$\mathbb{Z}$ itself is Archimedean, but it is not divisible: for example, there is no $b \in \mathbb{Z}$ such that $2b = 1$.
The ring $Q[x]$, with the total ordering in which a polynomial in $x$ with rational coefficients is positive if and only if its trailing coefficient is positive, is divisible, but it is not Archimedean: for example, $0 < nx < 1$ for every positive integer $n$, because $1 - nx > 0$.
Further to my comment above, in response to the revised question,
these extracts are from F. Loonstra, "Ordered groups",
Proc. Nederl. Akad. Wetensch. 49 (1946), pp. 41-46 (PDF
here):
If an ordered set $O$ is dense in itself, then generally $O$ need
not be dense-ordered. (A set $O$ is called dense-ordered if for
each pair of elements $a$ and $b$ of $O$ there is at least one
element $c$ "between" $a$ and $b$.) For ordered groups however we
prove:
If $G$ is an ordered group dense in itself, then $G$ is densely
ordered.
If there was namely between two elements $a$ and $b$ no further
element, then every element had an immediate successor and
predecessor and thus $G$ was not dense in itself. Conclusion: An
ordered group $G$ is dense in itself if and only if $G$ is densely
ordered. If on the contrary one element is isolated, then every
element is necessarily isolated; consequently:
An ordered group $G$ is either a discretely ordered group, which
means that every element has an immediate successor and predecessor,
or a densely ordered group. The property of an ordered group as
being discrete resp. dense is as a topological property invariant
for a mapping preserving the order.
If we divide an ordered set $N$ into two subsets $N_1$ and $N_2$
with the conditions:
I. Every element of $N$ belongs to one, but only one of the sets
$N_1$ and $N_2$;
II. Neither $N_1$ nor $N_2$ is empty;
III. All elements of $N_1$ precede those of $N_2$.
then we call this division of $N$ a Dedekind-cut $N_1 | N_2$ in $N$.
There are only the following cases that exclude each other:
$1$. $N_1$ has a last, $N_2$ a first element; then we call the
cut $N_1 | N_2$ a sault in $N$.
$2^a$. $N_1$ has a last, $N_2$ no first element;
$2^b$. $N_1$ has no last, $N_2$ has a first element; we call
the cut in $2^a$ and $2^b$ a continuous cut.
$3$. $N_1$ has no last. $N_2$ has no first element; the cut is
called a lacuna in the set $N$.
The ordered set $N$ is called continuously ordered, if no cut in $N$
defines a sault or a lacuna.
A non-archimedean ordered group is not continuously ordered.

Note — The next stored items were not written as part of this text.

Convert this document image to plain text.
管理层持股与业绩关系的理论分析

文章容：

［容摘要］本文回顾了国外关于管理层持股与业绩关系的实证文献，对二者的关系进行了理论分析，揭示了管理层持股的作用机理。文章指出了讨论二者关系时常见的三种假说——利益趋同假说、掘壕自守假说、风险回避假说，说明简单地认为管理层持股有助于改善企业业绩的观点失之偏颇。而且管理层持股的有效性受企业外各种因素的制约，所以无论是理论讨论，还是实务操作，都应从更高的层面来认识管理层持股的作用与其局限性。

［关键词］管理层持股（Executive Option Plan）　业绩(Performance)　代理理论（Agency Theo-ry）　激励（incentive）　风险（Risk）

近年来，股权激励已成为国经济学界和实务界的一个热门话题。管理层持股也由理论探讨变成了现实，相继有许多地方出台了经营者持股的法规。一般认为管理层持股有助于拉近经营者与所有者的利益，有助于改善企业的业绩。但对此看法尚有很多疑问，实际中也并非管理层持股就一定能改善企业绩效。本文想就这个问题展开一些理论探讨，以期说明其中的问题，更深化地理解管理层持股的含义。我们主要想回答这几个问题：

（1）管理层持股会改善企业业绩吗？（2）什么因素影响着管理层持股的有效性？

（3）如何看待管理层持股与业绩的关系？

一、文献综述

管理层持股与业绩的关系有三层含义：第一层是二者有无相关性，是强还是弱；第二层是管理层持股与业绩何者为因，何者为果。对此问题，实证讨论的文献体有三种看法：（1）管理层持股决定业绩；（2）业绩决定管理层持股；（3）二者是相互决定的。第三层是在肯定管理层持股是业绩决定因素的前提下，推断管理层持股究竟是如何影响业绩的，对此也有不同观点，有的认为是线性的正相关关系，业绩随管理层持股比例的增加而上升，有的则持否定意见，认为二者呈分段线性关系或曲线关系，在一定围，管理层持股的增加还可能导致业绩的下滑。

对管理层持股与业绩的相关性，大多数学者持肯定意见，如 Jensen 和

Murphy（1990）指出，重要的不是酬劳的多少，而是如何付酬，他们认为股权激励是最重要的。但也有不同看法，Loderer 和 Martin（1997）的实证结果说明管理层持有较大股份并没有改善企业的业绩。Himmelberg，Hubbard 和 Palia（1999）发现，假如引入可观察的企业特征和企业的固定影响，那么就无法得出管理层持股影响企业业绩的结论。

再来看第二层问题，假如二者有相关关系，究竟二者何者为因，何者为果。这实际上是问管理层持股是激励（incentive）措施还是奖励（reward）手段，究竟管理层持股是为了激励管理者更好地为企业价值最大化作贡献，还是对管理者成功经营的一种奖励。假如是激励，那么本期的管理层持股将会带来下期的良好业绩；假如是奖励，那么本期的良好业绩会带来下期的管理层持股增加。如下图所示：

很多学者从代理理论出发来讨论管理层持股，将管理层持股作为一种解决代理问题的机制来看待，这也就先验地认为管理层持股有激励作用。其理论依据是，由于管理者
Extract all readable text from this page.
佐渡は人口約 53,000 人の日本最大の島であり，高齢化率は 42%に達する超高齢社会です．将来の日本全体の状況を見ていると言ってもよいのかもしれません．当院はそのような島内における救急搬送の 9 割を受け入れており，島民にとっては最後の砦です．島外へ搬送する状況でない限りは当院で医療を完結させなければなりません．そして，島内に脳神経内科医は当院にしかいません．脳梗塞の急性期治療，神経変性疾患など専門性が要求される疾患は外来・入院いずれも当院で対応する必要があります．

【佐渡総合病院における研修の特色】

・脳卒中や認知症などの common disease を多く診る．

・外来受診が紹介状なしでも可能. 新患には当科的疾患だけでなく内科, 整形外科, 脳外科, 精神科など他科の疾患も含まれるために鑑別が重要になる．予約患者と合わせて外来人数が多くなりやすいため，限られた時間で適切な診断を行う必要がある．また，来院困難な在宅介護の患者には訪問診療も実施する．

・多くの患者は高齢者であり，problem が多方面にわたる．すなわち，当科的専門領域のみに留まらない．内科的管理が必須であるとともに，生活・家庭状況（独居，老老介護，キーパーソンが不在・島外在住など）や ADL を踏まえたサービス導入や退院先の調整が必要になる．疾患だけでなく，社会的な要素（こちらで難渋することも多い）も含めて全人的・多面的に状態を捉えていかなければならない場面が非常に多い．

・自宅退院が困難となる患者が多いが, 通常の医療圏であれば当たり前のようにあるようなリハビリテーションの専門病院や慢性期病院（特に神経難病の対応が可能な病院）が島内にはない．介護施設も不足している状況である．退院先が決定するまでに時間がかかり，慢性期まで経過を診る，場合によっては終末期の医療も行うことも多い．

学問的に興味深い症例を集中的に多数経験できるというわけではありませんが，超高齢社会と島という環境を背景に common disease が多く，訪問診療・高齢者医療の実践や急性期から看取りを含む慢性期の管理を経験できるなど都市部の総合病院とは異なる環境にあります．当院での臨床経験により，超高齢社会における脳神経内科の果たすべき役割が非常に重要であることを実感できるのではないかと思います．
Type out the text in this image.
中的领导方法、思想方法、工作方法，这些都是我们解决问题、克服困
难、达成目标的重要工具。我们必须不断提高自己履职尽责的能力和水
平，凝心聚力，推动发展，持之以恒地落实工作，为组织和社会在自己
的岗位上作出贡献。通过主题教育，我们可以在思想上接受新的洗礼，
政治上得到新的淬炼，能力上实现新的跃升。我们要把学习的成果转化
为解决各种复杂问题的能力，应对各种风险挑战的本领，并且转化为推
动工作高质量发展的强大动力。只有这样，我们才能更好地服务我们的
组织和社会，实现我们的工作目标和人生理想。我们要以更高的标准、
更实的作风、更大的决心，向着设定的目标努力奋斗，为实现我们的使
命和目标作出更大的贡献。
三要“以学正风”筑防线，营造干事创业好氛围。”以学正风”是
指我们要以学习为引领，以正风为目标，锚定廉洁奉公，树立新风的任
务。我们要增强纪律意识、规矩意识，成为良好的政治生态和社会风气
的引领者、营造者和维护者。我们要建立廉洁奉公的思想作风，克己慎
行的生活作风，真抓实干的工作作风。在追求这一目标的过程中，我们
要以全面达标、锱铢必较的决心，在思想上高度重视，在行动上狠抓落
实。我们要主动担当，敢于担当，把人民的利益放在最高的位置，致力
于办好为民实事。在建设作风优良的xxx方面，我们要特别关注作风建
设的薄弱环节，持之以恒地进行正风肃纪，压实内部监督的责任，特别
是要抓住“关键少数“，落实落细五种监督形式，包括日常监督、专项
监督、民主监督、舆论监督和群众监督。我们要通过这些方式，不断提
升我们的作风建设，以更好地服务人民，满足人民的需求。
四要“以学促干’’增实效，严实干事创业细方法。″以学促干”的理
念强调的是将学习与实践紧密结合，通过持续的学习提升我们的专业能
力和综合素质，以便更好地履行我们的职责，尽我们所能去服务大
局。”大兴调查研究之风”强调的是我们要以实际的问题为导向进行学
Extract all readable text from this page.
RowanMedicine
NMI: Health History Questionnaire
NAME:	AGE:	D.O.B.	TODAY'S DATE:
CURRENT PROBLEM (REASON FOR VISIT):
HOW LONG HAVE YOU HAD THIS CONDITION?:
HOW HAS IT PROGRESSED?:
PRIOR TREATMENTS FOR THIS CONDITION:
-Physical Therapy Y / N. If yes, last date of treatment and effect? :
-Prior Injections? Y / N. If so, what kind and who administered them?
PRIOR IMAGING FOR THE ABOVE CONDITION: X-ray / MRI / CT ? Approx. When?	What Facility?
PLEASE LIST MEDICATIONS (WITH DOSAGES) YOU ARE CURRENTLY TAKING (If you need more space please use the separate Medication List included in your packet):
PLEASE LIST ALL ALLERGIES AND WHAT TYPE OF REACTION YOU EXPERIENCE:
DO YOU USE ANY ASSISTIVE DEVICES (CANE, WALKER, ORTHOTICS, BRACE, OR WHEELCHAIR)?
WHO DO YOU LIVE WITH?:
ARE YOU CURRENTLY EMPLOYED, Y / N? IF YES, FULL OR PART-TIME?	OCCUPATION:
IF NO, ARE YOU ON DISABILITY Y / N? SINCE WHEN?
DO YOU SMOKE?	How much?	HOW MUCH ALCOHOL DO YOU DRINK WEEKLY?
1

If the ordering was continuous then of every cut $A | B$ either $A$
had a last, $B$ no first element, or just the reverse. We shall try
to prove, however, that in every non-archimedean ordered group there
is to define a non-continuous cut. Suppose $e < a < b$ and $a$
non-archimedean with regard to $b$. Let the class $A$ contain all
elements $\leqslant a^n$ for a positive integer $n$, $B$ the
remaining elements; $B$ is not empty, as $b \in B$. $A$ has no last
element, nor has $B$ a first element, for $B$ also contains the
elements $ba^{-1} > ba^{-2} > \cdots$ elements that precede $b$.
Therefore a non-archimedean ordered group is never a continuous
ordered set or directly: continuously ordered groups are necessarily
archimedean ordered groups.
A densely ordered group $G$ has the property that to every element
$a > e$ there exists an element $b > e$, so that $b^2 < a$.
[A proof of that is provided, but ...]
Without a proof we pronounce the following theorem:
In a continuous ordered group there exists to every element $a > e$
one element $b > e$ with $b^n = a$.
[I was just typing this out, making edits and corrections, and joining
it all up, and didn't notice that he hadn't provided a proof of this part!
I think I have a proof in my own handwritten notes from years ago, but
it might not be easy to find, and may be wrong. Let's just hope the result
is obvious ... er ... an exercise for the reader?] :)
Noah Schweber's answer to the following question may help to fill in the, er, gap
I've just left:
Is $\mathbb{R}$ the only complete ordered Abelian group?.